Tittsworth is proud of her service. To her, the news of President Donald Trump's tweet banning transgender individuals from the military felt like a betrayal.

"Now, they are trying to say we are third-class citizens not capable of serving our country and protecting our country," Tittsworth said.

With three tweets, President Trump rolled back the Obama administration's policy on transgender individuals serving in the military.

President Trump tweeted, "After consultation with my generals and military experts, please be advised that the United States government will not accept or allow transgender individuals to serve in any capacity in the U.S. military.
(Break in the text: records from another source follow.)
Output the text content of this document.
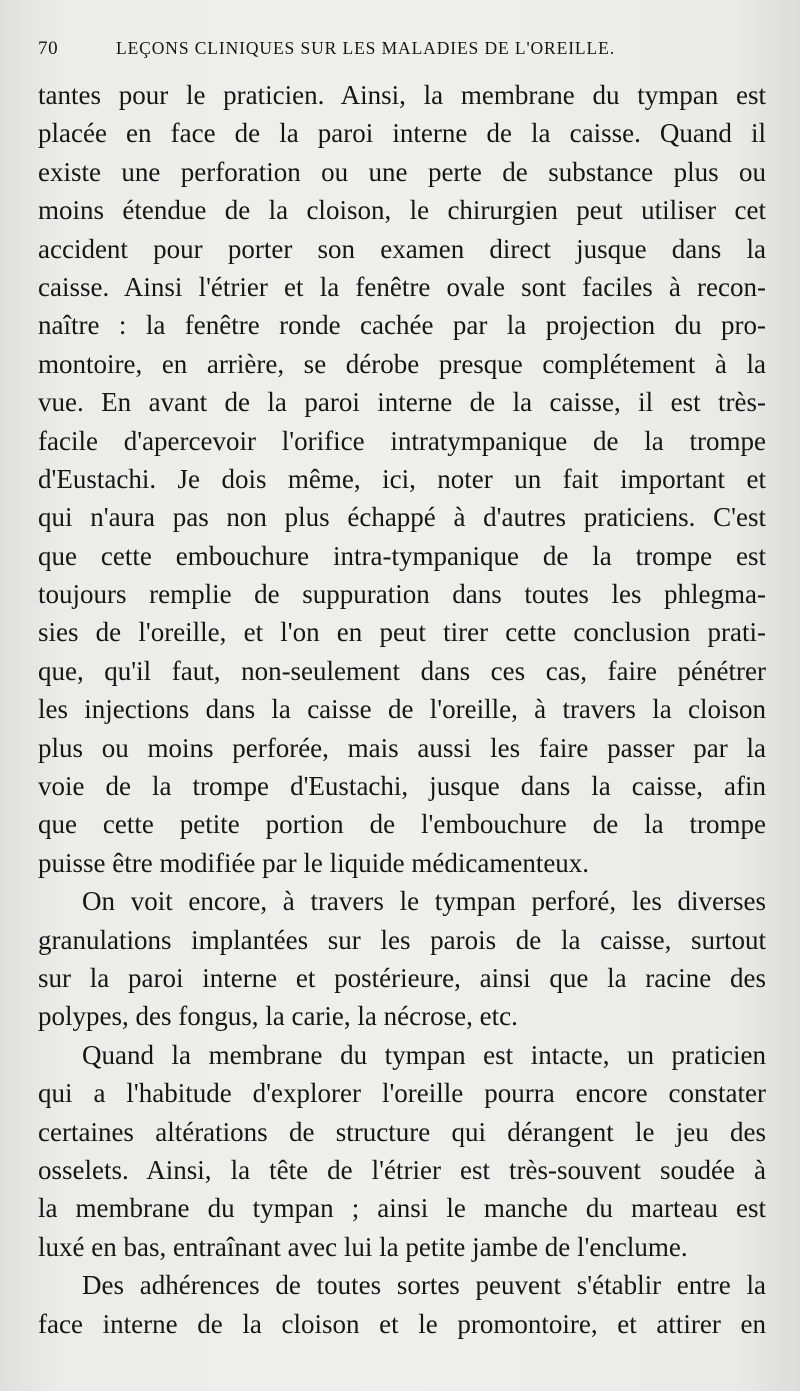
70	LEÇONS CLINIQUES SUR LES MALADIES DE L'OREILLE.
tantes pour le praticien. Ainsi, la membrane du tympan est
placée en face de la paroi interne de la caisse. Quand il
existe une perforation ou une perte de substance plus ou
moins étendue de la cloison, le chirurgien peut utiliser cet
accident pour porter son examen direct jusque dans la
caisse. Ainsi l'étrier et la fenêtre ovale sont faciles à recon-
naître : la fenêtre ronde cachée par la projection du pro-
montoire, en arrière, se dérobe presque complétement à la
vue. En avant de la paroi interne de la caisse, il est très-
facile d'apercevoir l'orifice intratympanique de la trompe
d'Eustachi. Je dois même, ici, noter un fait important et
qui n'aura pas non plus échappé à d'autres praticiens. C'est
que cette embouchure intra-tympanique de la trompe est
toujours remplie de suppuration dans toutes les phlegma-
sies de l'oreille, et l'on en peut tirer cette conclusion prati-
que, qu'il faut, non-seulement dans ces cas, faire pénétrer
les injections dans la caisse de l'oreille, à travers la cloison
plus ou moins perforée, mais aussi les faire passer par la
voie de la trompe d'Eustachi, jusque dans la caisse, afin
que cette petite portion de l'embouchure de la trompe
puisse être modifiée par le liquide médicamenteux.
On voit encore, à travers le tympan perforé, les diverses
granulations implantées sur les parois de la caisse, surtout
sur la paroi interne et postérieure, ainsi que la racine des
polypes, des fongus, la carie, la nécrose, etc.
Quand la membrane du tympan est intacte, un praticien
qui a l'habitude d'explorer l'oreille pourra encore constater
certaines altérations de structure qui dérangent le jeu des
osselets. Ainsi, la tête de l'étrier est très-souvent soudée à
la membrane du tympan ; ainsi le manche du marteau est
luxé en bas, entraînant avec lui la petite jambe de l'enclume.
Des adhérences de toutes sortes peuvent s'établir entre la
face interne de la cloison et le promontoire, et attirer en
Our military must be focused on decisive and overwhelming victory and cannot be burdened with the tremendous medical costs and disruption that transgender in the military would entail."

Harris County's Republican Party chair, Paul Simpson, supports the president's announcement.

"So he's focused, I think, rightly and sensibly, on wars and keeping the country safe," Simpson said.

While President Trump cited concerns of "tremendous medical costs," a study by the Rand Corp. suggests the health care costs of having transgender military members are relatively low, representing .04 to .13 percent increases in health care costs to the military.

Simpson thinks it's more about military costs.

"The cost was one factor he mentioned; I think the other was military readiness," Simpson said. "And that's got to be the main focus. That our troops all (over) the world -- and we live in a very dangerous world today -- feel comfortable and prepared to fight for us and the United States. That's got to be our focus, not some social experiment."

Tittsworth believes the focus should be on a person's service.

"Even though I wore women's clothes underneath my uniform, I did my duty," Tittsworth said.